Phylogenetic Analaysis of Large Datasets

Diego Pol (Mathematical Biosciences Institute (MBI), The Ohio State University)

(March 17, 2005 10:30 AM - 11:30 AM)

Phylogenetic Analaysis of Large Datasets


Phylogenetic trees are representations of the evolutionary history of groups of organisms. The leaves of these graphs represent biological species (or a higher level taxonomic unit) and the internal nodes are interpreted as hypothetical evolutionary ancestors. Although it was considered relevant only to taxonomic and evolutionary studies, phylogenetics is becoming a critical tool for numerous disciplines in biology and medicine, providing a unique organizing framework for biological variation and predictive analysis.

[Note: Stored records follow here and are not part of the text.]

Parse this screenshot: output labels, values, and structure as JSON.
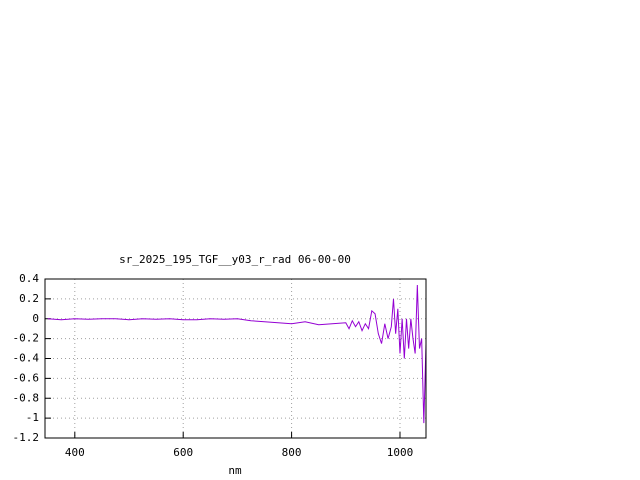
{
  "chart_data": {
    "type": "line",
    "title": "sr_2025_195_TGF__y03_r_rad 06-00-00",
    "x_label": "nm",
    "x": [
      350,
      375,
      400,
      425,
      450,
      475,
      500,
      525,
      550,
      575,
      600,
      625,
      650,
      675,
      700,
      725,
      750,
      775,
      800,
      825,
      850,
      875,
      900,
      906,
      912,
      918,
      924,
      930,
      936,
      942,
      948,
      954,
      960,
      966,
      972,
      978,
      984,
      988,
      992,
      996,
      1000,
      1004,
      1008,
      1012,
      1016,
      1020,
      1024,
      1028,
      1032,
      1036,
      1040,
      1044,
      1048
    ],
    "series": [
      {
        "name": "sr_2025_195_TGF__y03_r_rad",
        "color": "#9400d3",
        "values": [
          0.0,
          -0.01,
          0.0,
          -0.005,
          0.0,
          0.0,
          -0.01,
          0.0,
          -0.005,
          0.0,
          -0.01,
          -0.01,
          0.0,
          -0.005,
          0.0,
          -0.02,
          -0.03,
          -0.04,
          -0.05,
          -0.03,
          -0.06,
          -0.05,
          -0.04,
          -0.1,
          -0.02,
          -0.08,
          -0.03,
          -0.12,
          -0.05,
          -0.1,
          0.08,
          0.05,
          -0.15,
          -0.25,
          -0.05,
          -0.2,
          -0.08,
          0.2,
          -0.15,
          0.1,
          -0.35,
          0.0,
          -0.4,
          0.0,
          -0.3,
          0.0,
          -0.2,
          -0.35,
          0.34,
          -0.3,
          -0.2,
          -1.05,
          -0.25
        ]
      }
    ],
    "xlim": [
      345,
      1048
    ],
    "ylim": [
      -1.2,
      0.4
    ],
    "xticks": [
      400,
      600,
      800,
      1000
    ],
    "yticks": [
      0.4,
      0.2,
      0,
      -0.2,
      -0.4,
      -0.6,
      -0.8,
      -1,
      -1.2
    ],
    "grid": true
  }
}
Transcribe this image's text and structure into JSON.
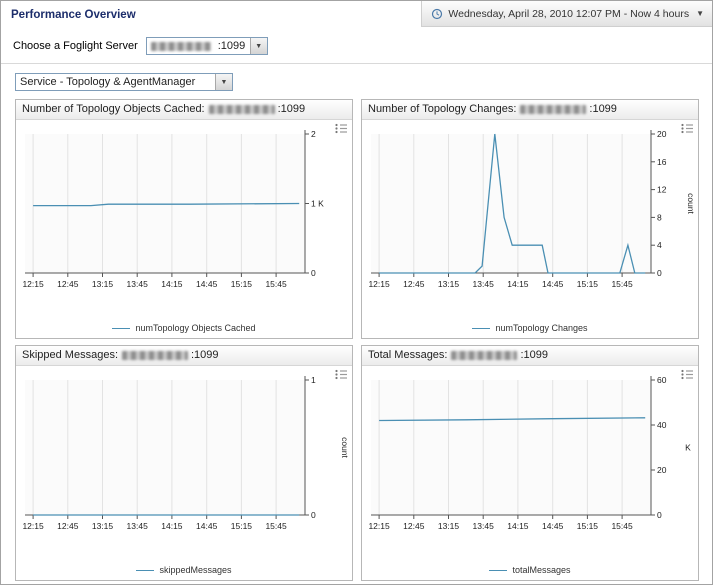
{
  "page": {
    "title": "Performance Overview",
    "time_range_label": "Wednesday, April 28, 2010 12:07 PM - Now 4 hours",
    "server_selector_label": "Choose a Foglight Server",
    "server_suffix": ":1099",
    "server_redacted": true,
    "service_selector_value": "Service - Topology & AgentManager"
  },
  "icons": {
    "caret": "▼",
    "time_caret": "▼"
  },
  "colors": {
    "line": "#4a8fb3",
    "grid": "#e3e3e3",
    "axis": "#555555",
    "plot_bg": "#fbfbfb",
    "title": "#1c2d6b"
  },
  "chart_data": [
    {
      "type": "line",
      "title": "Number of Topology Objects Cached:",
      "server_redacted": true,
      "server_suffix": ":1099",
      "legend": "numTopology Objects Cached",
      "x_range": [
        "12:08",
        "16:10"
      ],
      "xticks": [
        "12:15",
        "12:45",
        "13:15",
        "13:45",
        "14:15",
        "14:45",
        "15:15",
        "15:45"
      ],
      "ylim": [
        0,
        2
      ],
      "yticks": [
        0,
        1,
        2
      ],
      "ytick_labels": [
        "0",
        "1 K",
        "2"
      ],
      "ylabel": "",
      "ylabel_rotated": false,
      "unit": "K",
      "points": [
        [
          "12:15",
          0.97
        ],
        [
          "13:05",
          0.97
        ],
        [
          "13:20",
          0.99
        ],
        [
          "14:30",
          0.99
        ],
        [
          "16:05",
          1.0
        ]
      ]
    },
    {
      "type": "line",
      "title": "Number of Topology Changes:",
      "server_redacted": true,
      "server_suffix": ":1099",
      "legend": "numTopology Changes",
      "x_range": [
        "12:08",
        "16:10"
      ],
      "xticks": [
        "12:15",
        "12:45",
        "13:15",
        "13:45",
        "14:15",
        "14:45",
        "15:15",
        "15:45"
      ],
      "ylim": [
        0,
        20
      ],
      "yticks": [
        0,
        4,
        8,
        12,
        16,
        20
      ],
      "ytick_labels": [
        "0",
        "4",
        "8",
        "12",
        "16",
        "20"
      ],
      "ylabel": "count",
      "ylabel_rotated": true,
      "unit": "count",
      "points": [
        [
          "12:15",
          0
        ],
        [
          "13:38",
          0
        ],
        [
          "13:44",
          1
        ],
        [
          "13:55",
          20
        ],
        [
          "14:03",
          8
        ],
        [
          "14:10",
          4
        ],
        [
          "14:36",
          4
        ],
        [
          "14:41",
          0
        ],
        [
          "15:43",
          0
        ],
        [
          "15:50",
          4
        ],
        [
          "15:56",
          0
        ],
        [
          "16:05",
          0
        ]
      ]
    },
    {
      "type": "line",
      "title": "Skipped Messages:",
      "server_redacted": true,
      "server_suffix": ":1099",
      "legend": "skippedMessages",
      "x_range": [
        "12:08",
        "16:10"
      ],
      "xticks": [
        "12:15",
        "12:45",
        "13:15",
        "13:45",
        "14:15",
        "14:45",
        "15:15",
        "15:45"
      ],
      "ylim": [
        0,
        1
      ],
      "yticks": [
        0,
        1
      ],
      "ytick_labels": [
        "0",
        "1"
      ],
      "ylabel": "count",
      "ylabel_rotated": true,
      "unit": "count",
      "points": [
        [
          "12:15",
          0
        ],
        [
          "16:05",
          0
        ]
      ]
    },
    {
      "type": "line",
      "title": "Total Messages:",
      "server_redacted": true,
      "server_suffix": ":1099",
      "legend": "totalMessages",
      "x_range": [
        "12:08",
        "16:10"
      ],
      "xticks": [
        "12:15",
        "12:45",
        "13:15",
        "13:45",
        "14:15",
        "14:45",
        "15:15",
        "15:45"
      ],
      "ylim": [
        0,
        60
      ],
      "yticks": [
        0,
        20,
        40,
        60
      ],
      "ytick_labels": [
        "0",
        "20",
        "40",
        "60"
      ],
      "ylabel": "K",
      "ylabel_rotated": false,
      "unit": "K",
      "points": [
        [
          "12:15",
          42
        ],
        [
          "13:30",
          42.3
        ],
        [
          "14:45",
          42.8
        ],
        [
          "16:05",
          43.2
        ]
      ]
    }
  ]
}
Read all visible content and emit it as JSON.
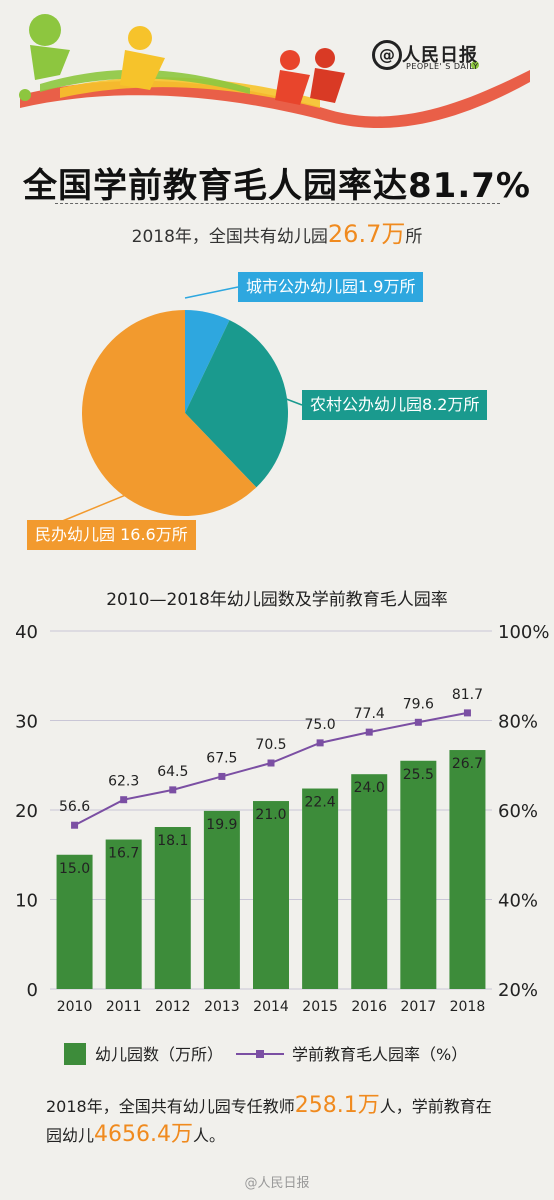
{
  "header": {
    "logo_name": "人民日报",
    "logo_sub": "PEOPLE' S DAILY"
  },
  "title": "全国学前教育毛人园率达81.7%",
  "subtitle": {
    "prefix": "2018年，全国共有幼儿园",
    "highlight": "26.7万",
    "suffix": "所"
  },
  "pie_chart": {
    "type": "pie",
    "labels": [
      "城市公办幼儿园1.9万所",
      "农村公办幼儿园8.2万所",
      "民办幼儿园 16.6万所"
    ],
    "values": [
      1.9,
      8.2,
      16.6
    ],
    "colors": [
      "#2ea7df",
      "#1a9a8e",
      "#f29a2e"
    ]
  },
  "chart_data": {
    "type": "bar",
    "title": "2010—2018年幼儿园数及学前教育毛人园率",
    "categories": [
      "2010",
      "2011",
      "2012",
      "2013",
      "2014",
      "2015",
      "2016",
      "2017",
      "2018"
    ],
    "series": [
      {
        "name": "幼儿园数（万所）",
        "type": "bar",
        "axis": "left",
        "color": "#3d8c3a",
        "values": [
          15.0,
          16.7,
          18.1,
          19.9,
          21.0,
          22.4,
          24.0,
          25.5,
          26.7
        ]
      },
      {
        "name": "学前教育毛人园率（%）",
        "type": "line",
        "axis": "right",
        "color": "#7b4fa3",
        "values": [
          56.6,
          62.3,
          64.5,
          67.5,
          70.5,
          75.0,
          77.4,
          79.6,
          81.7
        ]
      }
    ],
    "bar_labels": [
      "15.0",
      "16.7",
      "18.1",
      "19.9",
      "21.0",
      "22.4",
      "24.0",
      "25.5",
      "26.7"
    ],
    "line_labels": [
      "56.6",
      "62.3",
      "64.5",
      "67.5",
      "70.5",
      "75.0",
      "77.4",
      "79.6",
      "81.7"
    ],
    "y_left": {
      "ticks": [
        "0",
        "10",
        "20",
        "30",
        "40"
      ],
      "range": [
        0,
        40
      ]
    },
    "y_right": {
      "ticks": [
        "20%",
        "40%",
        "60%",
        "80%",
        "100%"
      ],
      "range": [
        20,
        100
      ]
    },
    "legend": {
      "placement": "bottom"
    },
    "grid": "horizontal"
  },
  "footer": {
    "line1_a": "2018年，全国共有幼儿园专任教师",
    "line1_hl": "258.1万",
    "line1_b": "人，学前教育在",
    "line2_a": "园幼儿",
    "line2_hl": "4656.4万",
    "line2_b": "人。"
  },
  "watermark": "@人民日报"
}
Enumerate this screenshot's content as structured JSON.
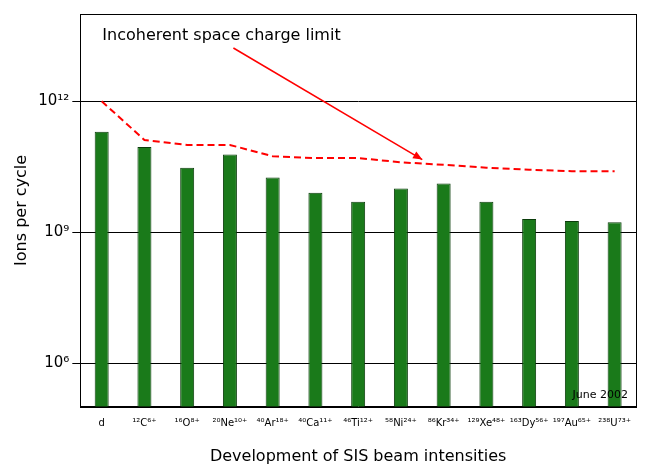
{
  "chart_data": {
    "type": "bar",
    "x_label": "Development of SIS beam intensities",
    "y_label": "Ions per cycle",
    "categories": [
      "d",
      "¹²C⁶⁺",
      "¹⁶O⁸⁺",
      "²⁰Ne¹⁰⁺",
      "⁴⁰Ar¹⁸⁺",
      "⁴⁰Ca¹¹⁺",
      "⁴⁶Ti¹²⁺",
      "⁵⁸Ni²⁴⁺",
      "⁸⁶Kr³⁴⁺",
      "¹²⁹Xe⁴⁸⁺",
      "¹⁶³Dy⁵⁶⁺",
      "¹⁹⁷Au⁶⁵⁺",
      "²³⁸U⁷³⁺"
    ],
    "series": [
      {
        "type": "bar",
        "color": "#1a7a1a",
        "values": [
          200000000000,
          90000000000,
          30000000000,
          60000000000,
          18000000000,
          8000000000,
          5000000000,
          10000000000,
          13000000000,
          5000000000,
          2000000000,
          1800000000,
          1700000000
        ]
      },
      {
        "name": "Incoherent space charge limit",
        "type": "line",
        "color": "#ff0000",
        "line_style": "dashed",
        "values": [
          1000000000000,
          130000000000,
          100000000000,
          100000000000,
          55000000000,
          50000000000,
          50000000000,
          40000000000,
          35000000000,
          30000000000,
          27000000000,
          25000000000,
          25000000000
        ]
      }
    ],
    "ylim": [
      100000,
      100000000000000
    ],
    "yticks": [
      {
        "value": 1000000,
        "label": "10⁶"
      },
      {
        "value": 1000000000,
        "label": "10⁹"
      },
      {
        "value": 1000000000000,
        "label": "10¹²"
      }
    ],
    "log": "y",
    "grid": true,
    "annotations": [
      "June 2002"
    ]
  }
}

Several phylogenetic methods aim to find the optimal phylogenetic trees from the space of all possible trees, evaluating the hypotheses with an objective function. Thus, this combinatorial optimization problem (phylogenetic tree search) is compute bound and must be approached through heuristics for large and biologically interesting datasets. Large phylogenetic problems are of interest to biologists because they provide a rich context of phenotypes and genotypes. Here, I will approach the problem of analyzing datasets with large number of species (between several hundreds and several thousands) using recently developed tree search algorithms and diverse parallelization strategies using Beowulf clusters for parallel computing.